From the above, the present inventors believe that a passive film is formed on the surface of the magnet obtained by the above-described production method of the present invention. The passive film formed at this time is mainly composed of oxides or hydroxides of metals (Fe and Nd) contained in the magnet body (Fe _x Nd _y O _z and Fe (OH) ₃ for the Fe part), Fe (OH) ₂ , α-FeOOH, etc., where the Nd portion is presumed to be Nd ₃ O ₄ or Nd (OH) ₃ ), but it contains a compound that is generated by a chemical reaction with an electrolyte component I think that there is also.

  The manufacturing method of the magnet of the present invention can be applied to a known apparatus used in a so-called versatile technique called anodic oxidation, and is a manufacturing method excellent in mass productivity.

  According to the magnet manufacturing method of the present invention, the size of the obtained magnet is approximately the same as the size of the magnet body. Therefore, it is possible to form a magnet having sufficiently excellent corrosion resistance with high dimensional accuracy.

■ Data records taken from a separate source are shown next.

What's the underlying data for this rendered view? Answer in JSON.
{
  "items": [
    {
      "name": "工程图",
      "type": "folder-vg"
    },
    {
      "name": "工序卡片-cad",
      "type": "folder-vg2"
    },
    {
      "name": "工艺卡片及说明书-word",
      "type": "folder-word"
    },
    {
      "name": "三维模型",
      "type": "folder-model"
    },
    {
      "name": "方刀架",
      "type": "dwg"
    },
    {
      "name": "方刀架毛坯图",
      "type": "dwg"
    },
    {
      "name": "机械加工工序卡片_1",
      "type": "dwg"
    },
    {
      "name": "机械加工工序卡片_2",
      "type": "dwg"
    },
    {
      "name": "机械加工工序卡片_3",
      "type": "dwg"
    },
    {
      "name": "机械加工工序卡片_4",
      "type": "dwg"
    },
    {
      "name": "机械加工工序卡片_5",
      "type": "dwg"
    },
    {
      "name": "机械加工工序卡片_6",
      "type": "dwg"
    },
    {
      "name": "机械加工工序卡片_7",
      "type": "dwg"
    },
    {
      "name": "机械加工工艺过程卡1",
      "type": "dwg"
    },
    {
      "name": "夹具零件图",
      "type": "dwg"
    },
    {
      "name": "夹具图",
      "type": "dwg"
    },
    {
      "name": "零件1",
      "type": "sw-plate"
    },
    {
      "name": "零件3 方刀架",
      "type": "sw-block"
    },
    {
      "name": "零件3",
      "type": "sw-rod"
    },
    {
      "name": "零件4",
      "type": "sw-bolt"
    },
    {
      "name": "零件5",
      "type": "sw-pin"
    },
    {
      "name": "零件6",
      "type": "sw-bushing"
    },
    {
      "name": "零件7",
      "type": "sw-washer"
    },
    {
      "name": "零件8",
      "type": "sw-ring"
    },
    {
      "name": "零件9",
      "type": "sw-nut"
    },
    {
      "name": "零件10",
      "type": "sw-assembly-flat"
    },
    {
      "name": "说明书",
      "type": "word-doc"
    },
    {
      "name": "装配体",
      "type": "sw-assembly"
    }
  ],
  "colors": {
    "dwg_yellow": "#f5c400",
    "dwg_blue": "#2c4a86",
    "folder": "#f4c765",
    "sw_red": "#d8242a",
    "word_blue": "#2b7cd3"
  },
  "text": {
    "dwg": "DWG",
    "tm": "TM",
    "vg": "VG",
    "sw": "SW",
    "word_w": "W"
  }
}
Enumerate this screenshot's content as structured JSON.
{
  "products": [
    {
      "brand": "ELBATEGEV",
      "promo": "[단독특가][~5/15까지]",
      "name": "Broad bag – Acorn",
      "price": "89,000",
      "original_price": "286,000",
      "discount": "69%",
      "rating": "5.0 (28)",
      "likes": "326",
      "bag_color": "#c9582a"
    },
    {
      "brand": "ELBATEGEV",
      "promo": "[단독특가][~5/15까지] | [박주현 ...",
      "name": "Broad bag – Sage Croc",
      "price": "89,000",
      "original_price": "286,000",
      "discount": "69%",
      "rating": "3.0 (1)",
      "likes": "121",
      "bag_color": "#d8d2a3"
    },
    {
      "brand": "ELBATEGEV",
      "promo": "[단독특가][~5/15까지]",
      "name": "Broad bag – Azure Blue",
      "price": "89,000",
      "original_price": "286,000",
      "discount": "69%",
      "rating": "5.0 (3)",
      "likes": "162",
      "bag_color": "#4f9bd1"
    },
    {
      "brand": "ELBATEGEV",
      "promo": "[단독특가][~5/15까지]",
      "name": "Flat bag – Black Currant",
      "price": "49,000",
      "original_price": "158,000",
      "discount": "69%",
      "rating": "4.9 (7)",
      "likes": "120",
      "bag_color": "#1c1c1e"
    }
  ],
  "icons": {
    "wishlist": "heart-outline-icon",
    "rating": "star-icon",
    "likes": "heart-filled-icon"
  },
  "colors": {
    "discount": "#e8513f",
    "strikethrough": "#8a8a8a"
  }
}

  Moreover, it is preferable that the manufacturing method of the magnet of this invention uses what contains 1 or more types of salts chosen from the group which consists of tungstate, phosphate, oxalate, and molybdate as electrolyte aqueous solution. In particular, when one containing at least one salt selected from the group consisting of tungstate, phosphate and molybdate is used, the resulting magnet is selected from the group consisting of tungsten, phosphorus and molybdenum on its surface. It is provided with a protective layer made of a passive film containing one or more elements, and is further excellent in corrosion resistance. Although the above-mentioned thing is estimated as the factor, a factor is not limited to this.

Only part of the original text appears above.